Body fat percentage is a more direct measure. Healthy ranges are generally below 27% for men and below 44% for women, though these thresholds shift with age. Most people don’t know their body fat percentage, however, which is part of why BMI remains the standard screening tool in clinical settings.
Waist circumference offers another useful data point. Women with a waist larger than 35 inches and men with a waist larger than 40 inches face higher risk for heart disease and type 2 diabetes, regardless of their BMI. Fat stored around the midsection (visceral fat) is more metabolically active and more strongly linked to cardiovascular problems than fat stored in the hips and thighs. If your BMI puts you in the overweight range but your waist measurement is above those thresholds, your actual risk may be closer to someone in the obese range.
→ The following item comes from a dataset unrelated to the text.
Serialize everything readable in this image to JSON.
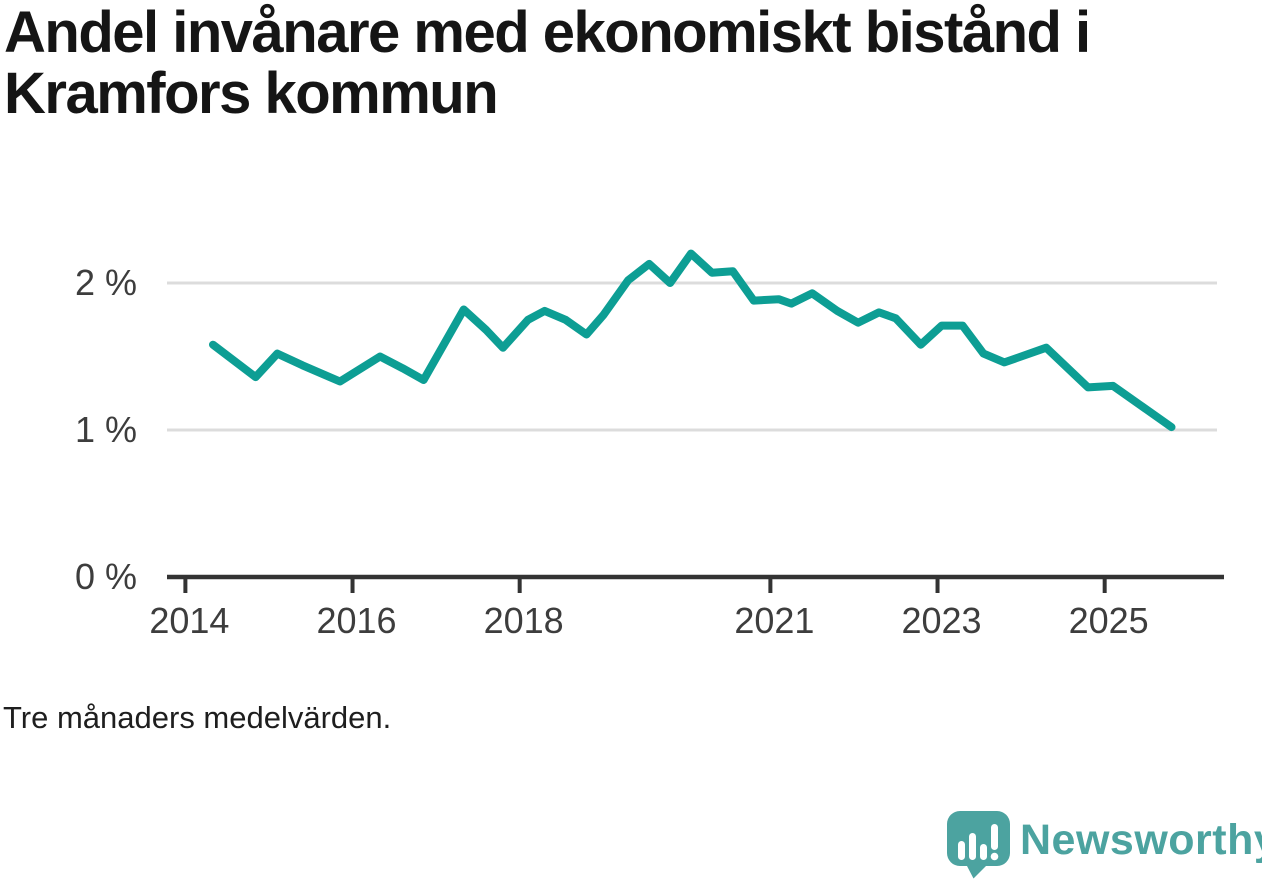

Standards for Children and Teens
BMI works differently for kids. Because body composition changes rapidly during growth, the CDC uses age- and sex-specific percentile charts rather than fixed cutoffs. A child between the 85th and 95th percentile for their age and sex is considered overweight. At the 95th percentile or above, they’re classified as having obesity. These percentiles compare a child’s BMI to other children of the same age and sex, so a BMI of 22 might be healthy for a 16-year-old but overweight for a 10-year-old.
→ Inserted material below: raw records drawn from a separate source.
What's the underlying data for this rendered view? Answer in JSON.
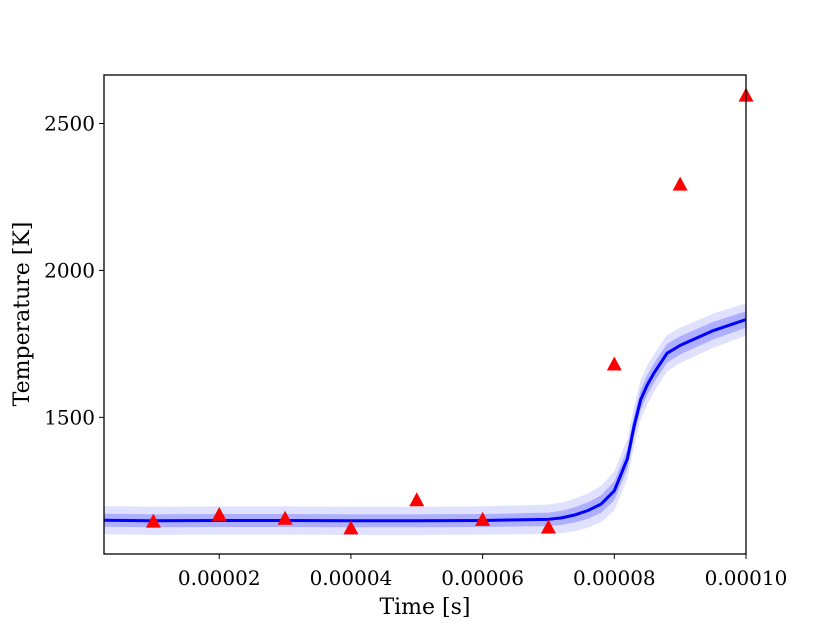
{
  "chart_data": {
    "type": "line",
    "title": "",
    "xlabel": "Time [s]",
    "ylabel": "Temperature [K]",
    "xlim": [
      2.5e-06,
      0.0001
    ],
    "ylim": [
      1035,
      2665
    ],
    "grid": false,
    "legend": "none",
    "x_ticks": [
      {
        "value": 2e-05,
        "label": "0.00002"
      },
      {
        "value": 4e-05,
        "label": "0.00004"
      },
      {
        "value": 6e-05,
        "label": "0.00006"
      },
      {
        "value": 8e-05,
        "label": "0.00008"
      },
      {
        "value": 0.0001,
        "label": "0.00010"
      }
    ],
    "y_ticks": [
      {
        "value": 1500,
        "label": "1500"
      },
      {
        "value": 2000,
        "label": "2000"
      },
      {
        "value": 2500,
        "label": "2500"
      }
    ],
    "series": [
      {
        "kind": "line_with_bands",
        "color": "#0000ff",
        "x": [
          2.5e-06,
          1e-05,
          2e-05,
          3e-05,
          4e-05,
          5e-05,
          6e-05,
          7e-05,
          7.2e-05,
          7.4e-05,
          7.6e-05,
          7.8e-05,
          8e-05,
          8.2e-05,
          8.3e-05,
          8.4e-05,
          8.5e-05,
          8.6e-05,
          8.8e-05,
          9e-05,
          9.5e-05,
          0.0001
        ],
        "y": [
          1150,
          1148,
          1149,
          1149,
          1148,
          1148,
          1149,
          1153,
          1158,
          1168,
          1183,
          1205,
          1250,
          1360,
          1470,
          1560,
          1610,
          1650,
          1718,
          1745,
          1795,
          1833
        ],
        "band_inner": [
          22,
          22,
          22,
          22,
          22,
          22,
          22,
          23,
          24,
          26,
          28,
          30,
          32,
          34,
          34,
          34,
          34,
          33,
          32,
          31,
          30,
          28
        ],
        "band_outer": [
          48,
          48,
          48,
          48,
          48,
          48,
          48,
          50,
          52,
          55,
          58,
          62,
          66,
          68,
          68,
          67,
          66,
          64,
          62,
          60,
          58,
          55
        ]
      },
      {
        "kind": "scatter",
        "marker": "triangle",
        "color": "#ff0000",
        "x": [
          1e-05,
          2e-05,
          3e-05,
          4e-05,
          5e-05,
          6e-05,
          7e-05,
          8e-05,
          9e-05,
          0.0001
        ],
        "y": [
          1145,
          1168,
          1155,
          1122,
          1218,
          1151,
          1125,
          1680,
          2292,
          2595
        ]
      }
    ]
  }
}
The global trend in children is steep. Among kids and adolescents aged 5 to 19, the combined rate of overweight and obesity jumped from 8% in 1990 to 20% in 2022. Over 160 million young people worldwide were living with obesity by that year.
The Global Picture
As of 2022, 2.5 billion adults worldwide were overweight, and 890 million of those were living with obesity. That translates to 43% of all adults being overweight and 16% living with obesity. These numbers have been climbing for decades in nearly every country, driven by shifts in food environments, physical activity levels, and urbanization.
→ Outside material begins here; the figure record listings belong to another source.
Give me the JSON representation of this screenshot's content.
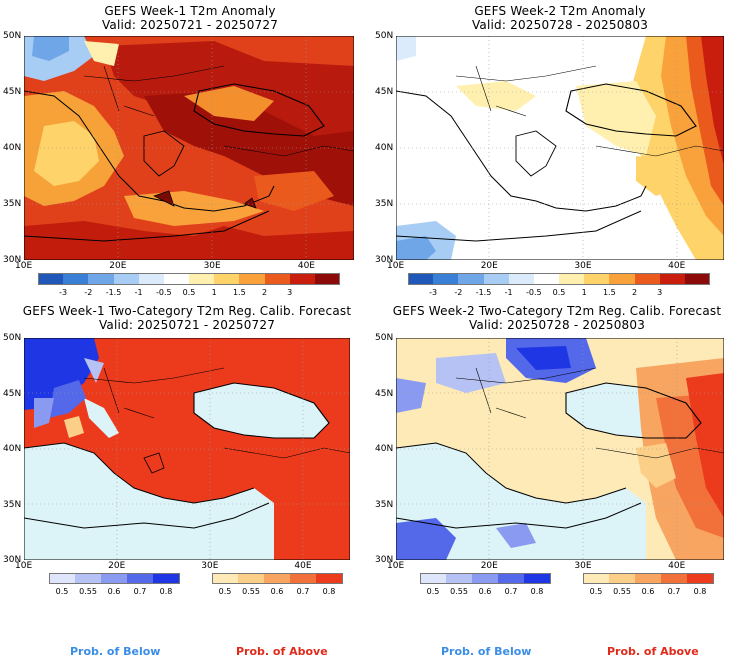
{
  "panels": [
    {
      "line1": "GEFS Week-1 T2m Anomaly",
      "line2": "Valid: 20250721 - 20250727"
    },
    {
      "line1": "GEFS Week-2 T2m Anomaly",
      "line2": "Valid: 20250728 - 20250803"
    },
    {
      "line1": "GEFS Week-1 Two-Category T2m Reg. Calib. Forecast",
      "line2": "Valid: 20250721 - 20250727"
    },
    {
      "line1": "GEFS Week-2 Two-Category T2m Reg. Calib. Forecast",
      "line2": "Valid: 20250728 - 20250803"
    }
  ],
  "axes": {
    "lat_labels": [
      "50N",
      "45N",
      "40N",
      "35N",
      "30N"
    ],
    "lon_labels": [
      "10E",
      "20E",
      "30E",
      "40E"
    ]
  },
  "anomaly_legend": {
    "labels": [
      "-3",
      "-2",
      "-1.5",
      "-1",
      "-0.5",
      "0.5",
      "1",
      "1.5",
      "2",
      "3"
    ],
    "colors": [
      "#1f58b8",
      "#3a7fd6",
      "#6fa6e8",
      "#a8cdf4",
      "#dcebfb",
      "#ffffff",
      "#fff0b0",
      "#fdd36a",
      "#f9a23c",
      "#ea5a1c",
      "#c91d0e",
      "#8c0a08"
    ]
  },
  "prob_legend": {
    "labels": [
      "0.5",
      "0.55",
      "0.6",
      "0.7",
      "0.8"
    ],
    "below_colors": [
      "#dfe6fb",
      "#b6c2f4",
      "#8a9af0",
      "#5468ea",
      "#1f36e4"
    ],
    "above_colors": [
      "#fdeab6",
      "#fbcf88",
      "#f7a560",
      "#f2713a",
      "#ec3a1c"
    ],
    "below_caption": "Prob. of Below",
    "above_caption": "Prob. of Above",
    "below_caption_color": "#3a8ee6",
    "above_caption_color": "#e02a1a"
  },
  "colors": {
    "sea": "#dcf3f7",
    "land_white": "#ffffff",
    "grid": "#888888"
  }
}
When Treatment Approaches Change
The practical difference between overweight and obese becomes especially clear when it comes to treatment. For most people in the overweight range, the focus is on lifestyle changes: adjusting diet, increasing physical activity, and improving sleep. These same strategies remain foundational at every weight, but once BMI reaches the obesity range, additional options come into play.
Prescription weight-loss medications are typically considered for adults with a BMI of 30 or higher, or a BMI of 27 or higher if weight-related health problems like high blood pressure or type 2 diabetes are already present. That 27 threshold is notable because it falls within the overweight range, recognizing that some people carry enough risk from existing conditions that medication is warranted even before they technically reach obesity.
Surgical options are generally reserved for higher BMI levels. The exact thresholds vary by medical guidelines and individual circumstances, but bariatric surgery is most commonly discussed for people with class 2 or class 3 obesity, particularly when other approaches haven’t produced lasting results.
What Actually Matters More Than the Label
The line between overweight and obese is a single BMI point, 29.9 versus 30. Someone just below the cutoff isn’t meaningfully healthier than someone just above it. What matters more is the overall pattern: your waist measurement, your blood pressure, your blood sugar, your cholesterol levels, how active you are, and whether your weight is trending up or holding steady. These factors together paint a far more accurate picture of your health than BMI alone.
That said, the categories exist for a reason. Population-level data consistently shows that health risks increase as BMI rises through the overweight range and accelerate through the obesity classes. Understanding which category you fall into gives you a starting point for a conversation about what, if anything, needs to change.